Aging in Place: 10 Concepts of Universal Design
For many, buying a home is a lifelong commitment. It takes decades to pay off a mortgage and begin enjoying a home without the hefty monthly payment attached. And as people age, they often outgrow their homes in terms of safety and quality of life, decreasing the value of this major investment. But it doesn’t have to be this way.
A survey by the American Association of Retired People found that 90 percent of seniors would stay in their homes and age in place if they could. With this in mind, many contractors are adapting to embrace a concept called universal design that enables the elderly, people with disabilities, and people without disabilities to easily access and use buildings.
Take a look at these 10 elements of universal design that enable homeowners to comfortably age in place:
1. Ramps. Instead of traditional steps leading up to doorways, homes that implement universal design use ramps. These ramps can be very subtle in design and blend right in to the architectural style of the home.

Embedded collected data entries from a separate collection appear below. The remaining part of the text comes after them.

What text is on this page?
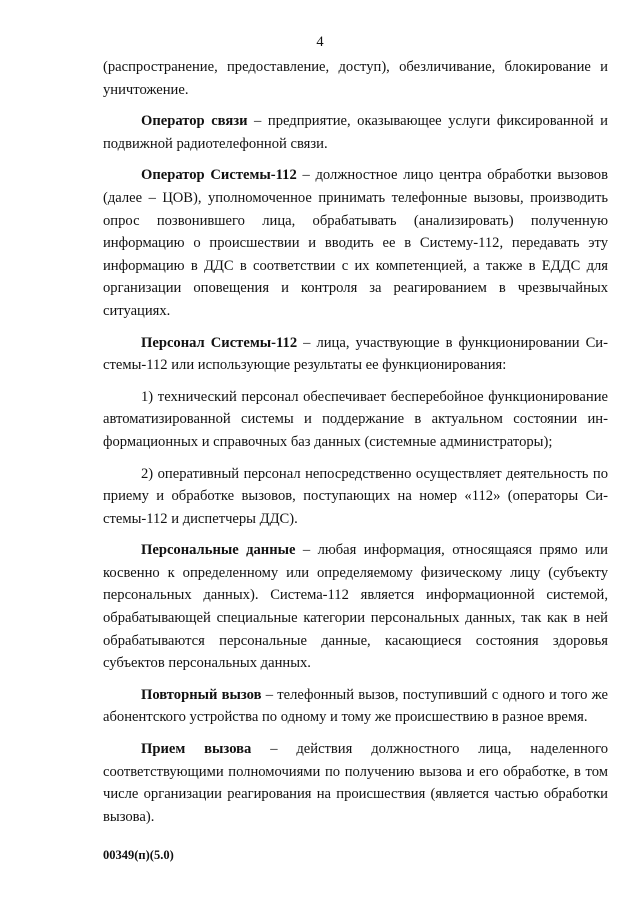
4

(распространение, предоставление, доступ), обезличивание, блокирование и уничтожение.

Оператор связи – предприятие, оказывающее услуги фиксированной и подвижной радиотелефонной связи.

Оператор Системы-112 – должностное лицо центра обработки вызовов (далее – ЦОВ), уполномоченное принимать телефонные вызовы, производить опрос позвонившего лица, обрабатывать (анализировать) полученную информацию о происшествии и вводить ее в Систему-112, передавать эту информацию в ДДС в соответствии с их компетенцией, а также в ЕДДС для организации оповещения и контроля за реагированием в чрезвычайных ситуациях.

Персонал Системы-112 – лица, участвующие в функционировании Системы-112 или использующие результаты ее функционирования:

1) технический персонал обеспечивает бесперебойное функционирование автоматизированной системы и поддержание в актуальном состоянии информационных и справочных баз данных (системные администраторы);

2) оперативный персонал непосредственно осуществляет деятельность по приему и обработке вызовов, поступающих на номер «112» (операторы Системы-112 и диспетчеры ДДС).

Персональные данные – любая информация, относящаяся прямо или косвенно к определенному или определяемому физическому лицу (субъекту персональных данных). Система-112 является информационной системой, обрабатывающей специальные категории персональных данных, так как в ней обрабатываются персональные данные, касающиеся состояния здоровья субъектов персональных данных.

Повторный вызов – телефонный вызов, поступивший с одного и того же абонентского устройства по одному и тому же происшествию в разное время.

Прием вызова – действия должностного лица, наделенного соответствующими полномочиями по получению вызова и его обработке, в том числе организации реагирования на происшествия (является частью обработки вызова).

00349(п)(5.0)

2. Wide doorways and hallways. It is very common to see universally designed homes with doorways and hallways that are at least 36 inches wide, with some hallways as wide as 42 inches. This provides more mobility for people in using wheelchairs or walkers and also gives more of an open feel to any home.
3. Single story design. In universally designed homes, single stories are preferable. As people age, it becomes more difficult and dangerous to climb up steps in the home. It is also tough for older people to carry items up and down too many stairs. Universally designed homes build out instead of up to accommodate residents.
4. Extra lighting. Aging does not only take a toll on mobility—it also affects the senses. Buildings with universal design are adequately lit to ensure safety of the people moving around in them.
5. More square footage. A larger space means more room for movement and clear walkways.
6. Non-slip surfaces. This is an especially important in wet areas like the tub and shower. It can also be applied to flooring throughout the home—kitchen, bathroom, etc.—in order to reduce the chances of a dangerous slip.
7. Handrails. On ramps, stairways, and the bathroom, handrails provide an important stability aid, improving safety and usability.
8. Avoid doorknobs. Instead of door hardware that needs a firm grip and twist to work properly, look into lever door handles. All a person has to do is pull or push down on the lever for it to open, making access through doorways much easier.
9. Use rocker light switches. Avoid traditional light switches in favor of rocker designs, or ones that require the simple push of a button.
10. Ground-level storage. Ground level storage makes it easier to access things whether they are used in everyday applications or only once in a while. Climbing and carrying things down from higher shelves poses a safety hazard, so why not make it easy and safe to access stored items?
Universal design is a great practice for architects and contractors to adopt. Making our private and public spaces equally accessible to all—young or old, tall or short, disabled or not—enables us to enjoy safety and independence in the world around us.